PROJECT SUMMARY/ABSTRACT Shigella infection is a leading cause of diarrheal illness in young children in resource-limited settings, and results in tens of thousands of deaths each year. Protection against shigellosis is largely associated with antibodies targeting O-specific polysaccharide (OSP) of lipopolysaccharide (LPS) of Shigella spp. A vaccine protective against shigella will need to be effective in young children in resource-limited areas of the world. Young children do not develop high level or durable immune responses against polysaccharides such as OSP unless they are presented in a T cell dependent manner. In comparison, young children mount high level and durable immune responses when polysaccharides are conjugated to carrier protein. Here, we propose an international partnership to advance a quadrivalent shigella conjugate vaccine (SCV4) targeting Shigella flexneri 2a, 3a, 6 and S. sonnei. SCV4 will be comprised of OSPs recovered from identified source strains and will be linked to carrier protein rTTHc using squaric acid chemistry. Our partnership has advanced a cholera conjugate vaccine using this approach that has undergone product development, stability testing, toxicologic assessment and preclinical evaluation, and is initiating Phase 1 evaluation in humans in Q4 ‘22. We thus propose to adapt our already established scalable and manufacturable protocols, building upon our preliminary data showing that shigella conjugate vaccines using our platform approach are immunogenic and protective in animal models.
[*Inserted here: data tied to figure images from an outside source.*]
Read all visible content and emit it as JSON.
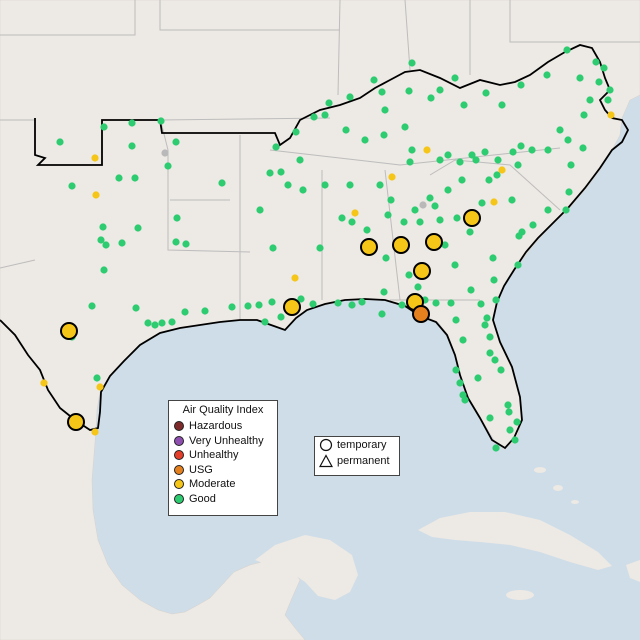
{
  "legend": {
    "title": "Air Quality Index",
    "categories": [
      {
        "label": "Hazardous",
        "color": "#7e2a2a"
      },
      {
        "label": "Very Unhealthy",
        "color": "#8f4fb0"
      },
      {
        "label": "Unhealthy",
        "color": "#e53e2a"
      },
      {
        "label": "USG",
        "color": "#e5801e"
      },
      {
        "label": "Moderate",
        "color": "#f5c518"
      },
      {
        "label": "Good",
        "color": "#2ecc71"
      }
    ]
  },
  "monitor_types": [
    {
      "label": "temporary",
      "symbol": "circle-icon"
    },
    {
      "label": "permanent",
      "symbol": "triangle-icon"
    }
  ],
  "colors": {
    "water": "#cfdde8",
    "land": "#ede9e4",
    "border_state": "#bdbdbd",
    "region_outline": "#000000",
    "no_data": "#b9b9b9"
  }
}
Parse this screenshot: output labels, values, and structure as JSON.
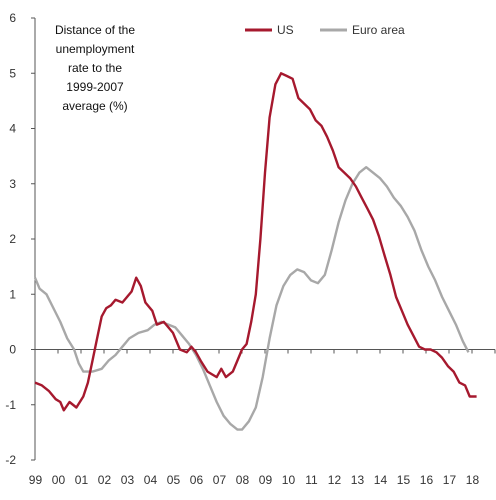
{
  "chart_data": {
    "type": "line",
    "title_lines": [
      "Distance of the",
      "unemployment",
      "rate to the",
      "1999-2007",
      "average (%)"
    ],
    "xlabel": "",
    "ylabel": "",
    "x_ticks": [
      "99",
      "00",
      "01",
      "02",
      "03",
      "04",
      "05",
      "06",
      "07",
      "08",
      "09",
      "10",
      "11",
      "12",
      "13",
      "14",
      "15",
      "16",
      "17",
      "18"
    ],
    "xlim": [
      1999.0,
      2019.0
    ],
    "ylim": [
      -2,
      6
    ],
    "y_ticks": [
      -2,
      -1,
      0,
      1,
      2,
      3,
      4,
      5,
      6
    ],
    "grid": false,
    "legend_position": "top-right",
    "series": [
      {
        "name": "US",
        "color": "#a6192e",
        "points": [
          [
            1999.0,
            -0.6
          ],
          [
            1999.3,
            -0.65
          ],
          [
            1999.6,
            -0.75
          ],
          [
            1999.9,
            -0.9
          ],
          [
            2000.1,
            -0.95
          ],
          [
            2000.25,
            -1.1
          ],
          [
            2000.5,
            -0.95
          ],
          [
            2000.8,
            -1.05
          ],
          [
            2001.1,
            -0.85
          ],
          [
            2001.3,
            -0.6
          ],
          [
            2001.5,
            -0.2
          ],
          [
            2001.7,
            0.2
          ],
          [
            2001.9,
            0.6
          ],
          [
            2002.1,
            0.75
          ],
          [
            2002.3,
            0.8
          ],
          [
            2002.5,
            0.9
          ],
          [
            2002.8,
            0.85
          ],
          [
            2003.0,
            0.95
          ],
          [
            2003.2,
            1.05
          ],
          [
            2003.4,
            1.3
          ],
          [
            2003.6,
            1.15
          ],
          [
            2003.8,
            0.85
          ],
          [
            2004.1,
            0.7
          ],
          [
            2004.3,
            0.45
          ],
          [
            2004.6,
            0.5
          ],
          [
            2004.8,
            0.4
          ],
          [
            2005.0,
            0.3
          ],
          [
            2005.3,
            0.0
          ],
          [
            2005.6,
            -0.05
          ],
          [
            2005.8,
            0.05
          ],
          [
            2006.0,
            -0.05
          ],
          [
            2006.2,
            -0.2
          ],
          [
            2006.5,
            -0.4
          ],
          [
            2006.7,
            -0.45
          ],
          [
            2006.9,
            -0.5
          ],
          [
            2007.1,
            -0.35
          ],
          [
            2007.3,
            -0.5
          ],
          [
            2007.6,
            -0.4
          ],
          [
            2007.8,
            -0.2
          ],
          [
            2008.0,
            0.0
          ],
          [
            2008.2,
            0.1
          ],
          [
            2008.4,
            0.5
          ],
          [
            2008.6,
            1.0
          ],
          [
            2008.8,
            2.0
          ],
          [
            2009.0,
            3.2
          ],
          [
            2009.2,
            4.2
          ],
          [
            2009.45,
            4.8
          ],
          [
            2009.7,
            5.0
          ],
          [
            2009.95,
            4.95
          ],
          [
            2010.2,
            4.9
          ],
          [
            2010.45,
            4.55
          ],
          [
            2010.7,
            4.45
          ],
          [
            2010.95,
            4.35
          ],
          [
            2011.2,
            4.15
          ],
          [
            2011.45,
            4.05
          ],
          [
            2011.7,
            3.85
          ],
          [
            2011.95,
            3.6
          ],
          [
            2012.2,
            3.3
          ],
          [
            2012.45,
            3.2
          ],
          [
            2012.7,
            3.1
          ],
          [
            2012.95,
            2.95
          ],
          [
            2013.2,
            2.75
          ],
          [
            2013.45,
            2.55
          ],
          [
            2013.7,
            2.35
          ],
          [
            2013.95,
            2.05
          ],
          [
            2014.2,
            1.7
          ],
          [
            2014.45,
            1.35
          ],
          [
            2014.7,
            0.95
          ],
          [
            2014.95,
            0.7
          ],
          [
            2015.2,
            0.45
          ],
          [
            2015.45,
            0.25
          ],
          [
            2015.7,
            0.05
          ],
          [
            2015.95,
            0.0
          ],
          [
            2016.2,
            0.0
          ],
          [
            2016.45,
            -0.05
          ],
          [
            2016.7,
            -0.15
          ],
          [
            2016.95,
            -0.3
          ],
          [
            2017.2,
            -0.4
          ],
          [
            2017.45,
            -0.6
          ],
          [
            2017.7,
            -0.65
          ],
          [
            2017.9,
            -0.85
          ],
          [
            2018.2,
            -0.85
          ]
        ]
      },
      {
        "name": "Euro area",
        "color": "#a8a8a8",
        "points": [
          [
            1999.0,
            1.3
          ],
          [
            1999.2,
            1.1
          ],
          [
            1999.5,
            1.0
          ],
          [
            1999.8,
            0.75
          ],
          [
            2000.1,
            0.5
          ],
          [
            2000.4,
            0.2
          ],
          [
            2000.7,
            0.0
          ],
          [
            2000.9,
            -0.25
          ],
          [
            2001.1,
            -0.4
          ],
          [
            2001.5,
            -0.4
          ],
          [
            2001.9,
            -0.35
          ],
          [
            2002.2,
            -0.2
          ],
          [
            2002.5,
            -0.1
          ],
          [
            2002.8,
            0.05
          ],
          [
            2003.1,
            0.2
          ],
          [
            2003.5,
            0.3
          ],
          [
            2003.9,
            0.35
          ],
          [
            2004.2,
            0.45
          ],
          [
            2004.5,
            0.5
          ],
          [
            2004.8,
            0.45
          ],
          [
            2005.1,
            0.4
          ],
          [
            2005.4,
            0.25
          ],
          [
            2005.7,
            0.1
          ],
          [
            2006.0,
            -0.1
          ],
          [
            2006.3,
            -0.35
          ],
          [
            2006.6,
            -0.65
          ],
          [
            2006.9,
            -0.95
          ],
          [
            2007.2,
            -1.2
          ],
          [
            2007.5,
            -1.35
          ],
          [
            2007.8,
            -1.45
          ],
          [
            2008.0,
            -1.45
          ],
          [
            2008.3,
            -1.3
          ],
          [
            2008.6,
            -1.05
          ],
          [
            2008.9,
            -0.5
          ],
          [
            2009.2,
            0.2
          ],
          [
            2009.5,
            0.8
          ],
          [
            2009.8,
            1.15
          ],
          [
            2010.1,
            1.35
          ],
          [
            2010.4,
            1.45
          ],
          [
            2010.7,
            1.4
          ],
          [
            2011.0,
            1.25
          ],
          [
            2011.3,
            1.2
          ],
          [
            2011.6,
            1.35
          ],
          [
            2011.9,
            1.8
          ],
          [
            2012.2,
            2.3
          ],
          [
            2012.5,
            2.7
          ],
          [
            2012.8,
            3.0
          ],
          [
            2013.1,
            3.2
          ],
          [
            2013.4,
            3.3
          ],
          [
            2013.7,
            3.2
          ],
          [
            2014.0,
            3.1
          ],
          [
            2014.3,
            2.95
          ],
          [
            2014.6,
            2.75
          ],
          [
            2014.9,
            2.6
          ],
          [
            2015.2,
            2.4
          ],
          [
            2015.5,
            2.15
          ],
          [
            2015.8,
            1.8
          ],
          [
            2016.1,
            1.5
          ],
          [
            2016.4,
            1.25
          ],
          [
            2016.7,
            0.95
          ],
          [
            2017.0,
            0.7
          ],
          [
            2017.3,
            0.45
          ],
          [
            2017.6,
            0.15
          ],
          [
            2017.85,
            -0.05
          ]
        ]
      }
    ]
  }
}
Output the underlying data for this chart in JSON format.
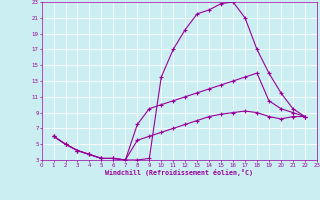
{
  "xlabel": "Windchill (Refroidissement éolien,°C)",
  "bg_color": "#cbeef3",
  "line_color": "#990099",
  "grid_color": "#ffffff",
  "xlim": [
    0,
    23
  ],
  "ylim": [
    3,
    23
  ],
  "xticks": [
    0,
    1,
    2,
    3,
    4,
    5,
    6,
    7,
    8,
    9,
    10,
    11,
    12,
    13,
    14,
    15,
    16,
    17,
    18,
    19,
    20,
    21,
    22,
    23
  ],
  "yticks": [
    3,
    5,
    7,
    9,
    11,
    13,
    15,
    17,
    19,
    21,
    23
  ],
  "curve1_x": [
    1,
    2,
    3,
    4,
    5,
    6,
    7,
    8,
    9,
    10,
    11,
    12,
    13,
    14,
    15,
    16,
    17,
    18,
    19,
    20,
    21,
    22
  ],
  "curve1_y": [
    6,
    5,
    4.2,
    3.7,
    3.2,
    3.2,
    3.0,
    3.0,
    3.2,
    13.5,
    17.0,
    19.5,
    21.5,
    22.0,
    22.8,
    23.0,
    21.0,
    17.0,
    14.0,
    11.5,
    9.5,
    8.5
  ],
  "curve2_x": [
    1,
    2,
    3,
    4,
    5,
    6,
    7,
    8,
    9,
    10,
    11,
    12,
    13,
    14,
    15,
    16,
    17,
    18,
    19,
    20,
    21,
    22
  ],
  "curve2_y": [
    6,
    5,
    4.2,
    3.7,
    3.2,
    3.2,
    3.0,
    7.5,
    9.5,
    10.0,
    10.5,
    11.0,
    11.5,
    12.0,
    12.5,
    13.0,
    13.5,
    14.0,
    10.5,
    9.5,
    9.0,
    8.5
  ],
  "curve3_x": [
    1,
    2,
    3,
    4,
    5,
    6,
    7,
    8,
    9,
    10,
    11,
    12,
    13,
    14,
    15,
    16,
    17,
    18,
    19,
    20,
    21,
    22
  ],
  "curve3_y": [
    6,
    5,
    4.2,
    3.7,
    3.2,
    3.2,
    3.0,
    5.5,
    6.0,
    6.5,
    7.0,
    7.5,
    8.0,
    8.5,
    8.8,
    9.0,
    9.2,
    9.0,
    8.5,
    8.2,
    8.5,
    8.5
  ]
}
We will produce SCV4 (monovalent and co-formulated), characterize product, and assess immunogenicity and protective efficacy in mice, guinea pigs and a non-human primate model. Our goal is the development of reproducible, scalable, manufacturing protocols for production of SCVs and SCV4 to support Technology Transfer to a future manufacturing partner. Proposed product development will be through a partnership that includes the Vaccine Process Development Team at the International Vaccine Institute (IVI), South Korea that has expertise in vaccine product development and a history of successful technology transfer to vaccine manufacturers in resource-limited areas. The ultimate goal is development of a SCV that can be incorporated into the Expanded Programme on Immunizations (EPI) for use in 12- 24 month old children in LMIC settings with high shigella burden.
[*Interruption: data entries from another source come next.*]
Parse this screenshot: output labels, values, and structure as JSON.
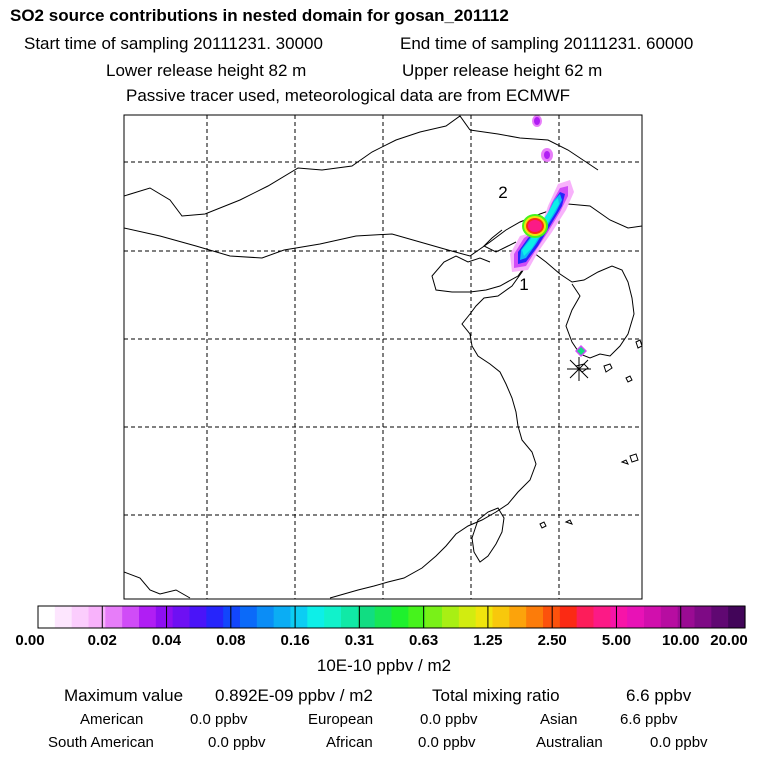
{
  "header": {
    "title": "SO2 source contributions in nested domain for gosan_201112",
    "start_time": "Start time of sampling 20111231. 30000",
    "end_time": "End time of sampling 20111231. 60000",
    "lower_height": "Lower release height   82 m",
    "upper_height": "Upper release height   62 m",
    "note": "Passive tracer used, meteorological data are from ECMWF"
  },
  "map": {
    "labels": [
      "2",
      "1"
    ],
    "receptor": "gosan-station-star"
  },
  "colorbar": {
    "ticks": [
      "0.00",
      "0.02",
      "0.04",
      "0.08",
      "0.16",
      "0.31",
      "0.63",
      "1.25",
      "2.50",
      "5.00",
      "10.00",
      "20.00"
    ],
    "units": "10E-10 ppbv / m2",
    "colors": [
      "#ffffff",
      "#fde6fe",
      "#fbcdfd",
      "#f8b2fb",
      "#e77df9",
      "#d04cf7",
      "#b01ef4",
      "#8e0ff1",
      "#6e10f3",
      "#4a14f8",
      "#2625fb",
      "#1246fc",
      "#0b6af9",
      "#0b8df6",
      "#0badf4",
      "#0ccdf3",
      "#0defe8",
      "#11f2cb",
      "#10e9a6",
      "#11dd82",
      "#17e657",
      "#1ef12d",
      "#46f31c",
      "#79f118",
      "#a8ef14",
      "#d2ec10",
      "#f0e50d",
      "#f8c80c",
      "#fca30b",
      "#fc7c0a",
      "#fc520c",
      "#fb2a14",
      "#fd1d5a",
      "#fc1a86",
      "#f714a8",
      "#e812b6",
      "#d10fad",
      "#b70da1",
      "#9a0b93",
      "#7e0a85",
      "#600872",
      "#420559"
    ]
  },
  "summary": {
    "max_label": "Maximum value",
    "max_value": "0.892E-09 ppbv / m2",
    "total_label": "Total mixing ratio",
    "total_value": "6.6 ppbv",
    "american_label": "American",
    "american_value": "0.0 ppbv",
    "european_label": "European",
    "european_value": "0.0 ppbv",
    "asian_label": "Asian",
    "asian_value": "6.6 ppbv",
    "south_american_label": "South American",
    "south_american_value": "0.0 ppbv",
    "african_label": "African",
    "african_value": "0.0 ppbv",
    "australian_label": "Australian",
    "australian_value": "0.0 ppbv"
  }
}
项目概要/摘要 志贺氏菌感染是资源有限环境中幼儿腹泻疾病的主要原因， 并导致每年数万人死亡。对志贺氏菌病的预防主要是 与针对脂多糖 (LPS) 的 O 特异性多糖 (OSP) 的抗体相关 志贺氏菌属针对志贺氏菌的疫苗需要对幼儿有效 世界上资源有限的地区。幼儿无法形成高水平或持久的免疫能力 对 OSP 等多糖的反应，除非它们以 T 细胞依赖性形式存在 方式。相比之下，幼儿在以下情况下会产生高水平且持久的免疫反应： 多糖与载体蛋白缀合。在此，我们提议建立国际伙伴关系 开发针对福氏志贺氏菌 2a、3a、6 和 S 的四价志贺氏菌结合疫苗 (SCV4)。 索尼。 SCV4 将由从已识别来源菌株中回收的 OSP 组成，并将被链接 使用方酸化学连接至载体蛋白 rTTHc。我们的合作伙伴关系推动了霍乱的蔓延 使用这种方法的结合疫苗已经过产品开发、稳定性测试， 毒理学评估和临床前评估，并正在启动人体第一阶段评估 22 年第 4 季度。因此，我们建议调整我们已经建立的可扩展和可制造的协议， 我们的初步数据显示，志贺氏菌结合疫苗使用我们的平台 该方法在动物模型中具有免疫原性和保护性。我们将生产SCV4（单价和 共同配制），表征产品并评估小鼠的免疫原性和保护功效， 豚鼠和非人类灵长类动物模型。我们的目标是开发可重复、可扩展、 用于生产 SCV 和 SCV4 的制造协议，以支持向 未来的制造合作伙伴。拟议的产品开发将通过合作伙伴关系进行 包括位于南方的国际疫苗研究所 (IVI) 的疫苗工艺开发团队 韩国在疫苗产品开发方面拥有专业知识和成功技术的历史 向资源有限地区的疫苗生产企业转移。最终目标是开发一个 SCV 可纳入扩大免疫计划 (EPI)，用于 12- 志贺氏菌负担高的中低收入国家地区 24 个月大的儿童。